I hadn't heard this theory before, but it's kinda interesting:
...the story has underlying economic and political references that make it a popular tool for teaching university and high school students - mainly in the United States but also in the UK - about the economic depression of the late 19th Century.Read the rest of the article to get the details. It does seem odd, however, that no one published the idea until 1964.
I just always thought that the story was quite anti-religion, with its strong themes of self reliance and the revelation that the Wizard has no clothes, so to speak. Sort of a gentler expression of Philip Pullman's themes.

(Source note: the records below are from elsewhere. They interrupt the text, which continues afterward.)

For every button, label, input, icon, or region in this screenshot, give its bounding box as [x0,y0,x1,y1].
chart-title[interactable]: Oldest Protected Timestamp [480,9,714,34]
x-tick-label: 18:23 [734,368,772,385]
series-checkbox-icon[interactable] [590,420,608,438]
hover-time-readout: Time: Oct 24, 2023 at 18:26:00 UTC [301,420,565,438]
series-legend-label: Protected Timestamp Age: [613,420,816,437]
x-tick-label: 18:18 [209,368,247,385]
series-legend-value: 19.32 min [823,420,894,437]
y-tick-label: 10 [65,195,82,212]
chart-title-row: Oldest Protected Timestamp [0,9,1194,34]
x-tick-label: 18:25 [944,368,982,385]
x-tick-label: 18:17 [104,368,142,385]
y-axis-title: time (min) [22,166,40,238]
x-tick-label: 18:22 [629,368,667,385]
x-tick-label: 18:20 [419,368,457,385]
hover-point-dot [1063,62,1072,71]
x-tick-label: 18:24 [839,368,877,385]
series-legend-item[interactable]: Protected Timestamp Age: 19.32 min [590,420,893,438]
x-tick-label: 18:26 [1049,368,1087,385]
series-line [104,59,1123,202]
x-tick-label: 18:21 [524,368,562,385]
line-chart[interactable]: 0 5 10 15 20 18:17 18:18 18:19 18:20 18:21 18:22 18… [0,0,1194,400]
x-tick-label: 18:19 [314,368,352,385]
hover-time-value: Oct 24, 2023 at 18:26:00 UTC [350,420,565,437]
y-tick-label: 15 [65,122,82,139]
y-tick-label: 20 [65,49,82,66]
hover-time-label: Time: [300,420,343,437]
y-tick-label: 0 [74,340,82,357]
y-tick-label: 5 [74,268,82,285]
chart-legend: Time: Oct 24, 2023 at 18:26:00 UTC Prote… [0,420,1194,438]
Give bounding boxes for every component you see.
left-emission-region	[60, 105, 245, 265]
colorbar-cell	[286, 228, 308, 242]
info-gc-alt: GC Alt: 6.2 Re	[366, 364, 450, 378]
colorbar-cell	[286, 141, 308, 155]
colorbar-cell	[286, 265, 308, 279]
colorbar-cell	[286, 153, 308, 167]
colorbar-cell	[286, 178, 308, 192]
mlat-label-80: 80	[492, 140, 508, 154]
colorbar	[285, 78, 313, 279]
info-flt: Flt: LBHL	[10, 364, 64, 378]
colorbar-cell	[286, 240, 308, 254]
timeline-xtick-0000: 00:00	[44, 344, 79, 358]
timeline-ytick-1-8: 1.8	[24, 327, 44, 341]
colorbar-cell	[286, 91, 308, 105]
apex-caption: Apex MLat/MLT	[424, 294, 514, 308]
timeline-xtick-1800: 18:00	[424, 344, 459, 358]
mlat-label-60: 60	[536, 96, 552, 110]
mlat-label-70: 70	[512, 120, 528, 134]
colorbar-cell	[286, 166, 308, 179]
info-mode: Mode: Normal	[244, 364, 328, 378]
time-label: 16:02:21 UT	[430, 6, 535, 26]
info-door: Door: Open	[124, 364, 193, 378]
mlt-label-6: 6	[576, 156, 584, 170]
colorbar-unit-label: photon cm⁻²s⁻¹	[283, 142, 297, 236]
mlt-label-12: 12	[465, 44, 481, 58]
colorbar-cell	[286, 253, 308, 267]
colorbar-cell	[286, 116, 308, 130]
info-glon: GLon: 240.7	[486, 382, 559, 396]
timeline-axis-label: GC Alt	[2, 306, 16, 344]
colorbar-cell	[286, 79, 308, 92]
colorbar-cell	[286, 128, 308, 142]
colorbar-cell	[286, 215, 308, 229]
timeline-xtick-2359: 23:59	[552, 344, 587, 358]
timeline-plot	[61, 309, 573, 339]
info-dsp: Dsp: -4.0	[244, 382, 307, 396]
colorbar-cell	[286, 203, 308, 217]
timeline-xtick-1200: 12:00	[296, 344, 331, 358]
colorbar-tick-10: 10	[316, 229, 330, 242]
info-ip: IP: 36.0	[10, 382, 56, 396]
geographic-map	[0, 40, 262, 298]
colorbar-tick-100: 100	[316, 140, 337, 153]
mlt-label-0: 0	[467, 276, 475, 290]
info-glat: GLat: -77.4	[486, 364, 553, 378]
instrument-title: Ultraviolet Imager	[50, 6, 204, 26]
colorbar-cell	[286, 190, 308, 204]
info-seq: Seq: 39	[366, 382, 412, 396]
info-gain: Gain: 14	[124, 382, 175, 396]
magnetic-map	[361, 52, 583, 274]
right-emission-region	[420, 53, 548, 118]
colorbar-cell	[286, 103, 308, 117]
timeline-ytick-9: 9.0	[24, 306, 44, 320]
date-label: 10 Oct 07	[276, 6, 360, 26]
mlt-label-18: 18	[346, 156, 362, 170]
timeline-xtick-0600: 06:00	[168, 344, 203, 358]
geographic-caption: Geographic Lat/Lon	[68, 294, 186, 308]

Which leads me to note that a Pullman interview was recently in The Times. There is one comment he makes that I have some sympathy with:
When people talk of his books and about those characters of his who carry their daemons like visible souls, they talk also of spirituality. They may know less of his views than of his creations, but it is a good job he can't hear them as this is what he says of the S-word: “I never use it. I never know what it means. It could mean any one of a whole raft of things, from vague feelings of emotional uplift...and then you're off into the realms of the ‘intense inane', as Shelley called it. I find it almost unbearably stupid when people talk about exploring their spirituality because I don't know what the f*** they mean. I think they mean ‘I'm no end of a fine fellow and you ought to respect me because I've got a higher dimension than you material people'.”I also tend to be rather leery of the usage of "spirituality" these days, but I don't have well thought out views on this, so it will have to await another post.